In Quarterly West, Jace Brittain refers to this voice as the radical maternal:
The radical maternal conflates a fierce kind of protection and a loving quality of murder. Part of the magic of the book’s recursive tendencies is in the way a pregnant woman can be carrying an emptiness and that emptiness is associated with an infinite population of replicas all of whom are deserving of these effacing dichotomies.
The contradictory nature of the speaker, as described both by Brittain and Ida Bencke, in an excerpt in the translator’s note, exemplifies Kristeva’s abject woman, always hovering at borders. This voice certainly speaks from a place of abjection, using religious and cultural discourse, to focus on the corpse womb. Kristeva states, “It is thus not lack of cleanliness or health that causes abjection but what disturbs identity, system, order. What does not respect borders, positions, rules. The in-between, the ambiguous, the composite.” The speaker in Third Millennium Heart is at once an omnipresent force that seems to transcend the body, but also a force so close to this body that it is inseparable: “And so I get to sit here, my vital organs hovering around me like a solar system”.

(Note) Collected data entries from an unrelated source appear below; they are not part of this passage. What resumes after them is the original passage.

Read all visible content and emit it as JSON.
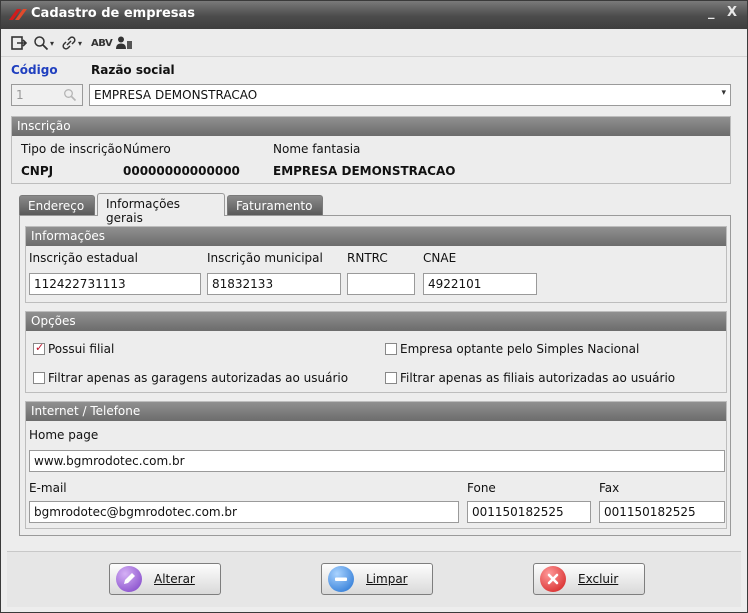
{
  "window": {
    "title": "Cadastro de empresas",
    "minimize": "_",
    "close": "X"
  },
  "toolbar": {
    "spell_label": "ABV",
    "dropdown_glyph": "▾"
  },
  "company": {
    "codigo_label": "Código",
    "razao_label": "Razão social",
    "codigo_value": "1",
    "razao_value": "EMPRESA DEMONSTRACAO"
  },
  "inscricao": {
    "header": "Inscrição",
    "tipo_label": "Tipo de inscrição",
    "numero_label": "Número",
    "fantasia_label": "Nome fantasia",
    "tipo_value": "CNPJ",
    "numero_value": "00000000000000",
    "fantasia_value": "EMPRESA DEMONSTRACAO"
  },
  "tabs": [
    {
      "label": "Endereço"
    },
    {
      "label": "Informações gerais"
    },
    {
      "label": "Faturamento"
    }
  ],
  "informacoes": {
    "header": "Informações",
    "ie_label": "Inscrição estadual",
    "im_label": "Inscrição municipal",
    "rntrc_label": "RNTRC",
    "cnae_label": "CNAE",
    "ie_value": "112422731113",
    "im_value": "81832133",
    "rntrc_value": "",
    "cnae_value": "4922101"
  },
  "opcoes": {
    "header": "Opções",
    "possui_filial": "Possui filial",
    "filtrar_garagens": "Filtrar apenas as garagens autorizadas ao usuário",
    "simples": "Empresa optante pelo Simples Nacional",
    "filtrar_filiais": "Filtrar apenas as filiais autorizadas ao usuário"
  },
  "internet": {
    "header": "Internet / Telefone",
    "homepage_label": "Home page",
    "homepage_value": "www.bgmrodotec.com.br",
    "email_label": "E-mail",
    "email_value": "bgmrodotec@bgmrodotec.com.br",
    "fone_label": "Fone",
    "fone_value": "001150182525",
    "fax_label": "Fax",
    "fax_value": "001150182525"
  },
  "buttons": {
    "alterar": "Alterar",
    "limpar": "Limpar",
    "excluir": "Excluir"
  },
  "colors": {
    "title_bar": "#4b4b4b",
    "group_header": "#7c7c7c",
    "accent_blue": "#1f3fbf",
    "check_red": "#c0102a"
  }
}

According to Barbara Creed in “Horror and the Monstrous-Feminine: and Imaginary Abjection,” what is monstrous arises and disrupts at these unstable borders. In Third-Millennium Heart this monstrous mother is an abject figure, because she refuses to release the child. She horrifically threatens to absorb the infant’s body that her body has nurtured. Confronting this death leads to self-disintegration, and a rippling multitude of reactions to this process. The mother breaks apart by making statements and then directly countering those statements, like a machine trying to recalibrate and make the correct adjustments to understand or fix the situation. The monstrous voice is more than human. It transforms into a kind of artificial intelligence, tries to transcend the emotions of the body and process the stream of information and emotion that flows through the RED heart.
Like so many modern horror stories, Third-Millennium Heart is soaked in female blood. The womb is the wound. The wound is the heart. The spider-vesseled heart crawls out toward the future, which spreads over all. The mother’s monstrous emotions, and the fetus, cannot be expunged entirely but continues to be confronted in infinite pulses.
Third-Millennium Heart, by Ursula Andkjær Olsen (translated by Katrine Øgaard Jensen). Notre Dame, Indiana: Action Books/Broken Dimanche Press, September 2017. 210 pages. $14.00, paper.
Jayme Russell is the author of two chapbooks: PINKification (dancing girl press, 2017) and PINKpoems (Adjunct Press, 2017). Her writing can also be found in Black Warrior Review, Diagram, Fairy Tale Review, and elsewhere. She received her MA in Poetry from Ohio University and her MFA in Poetry from The University of Notre Dame.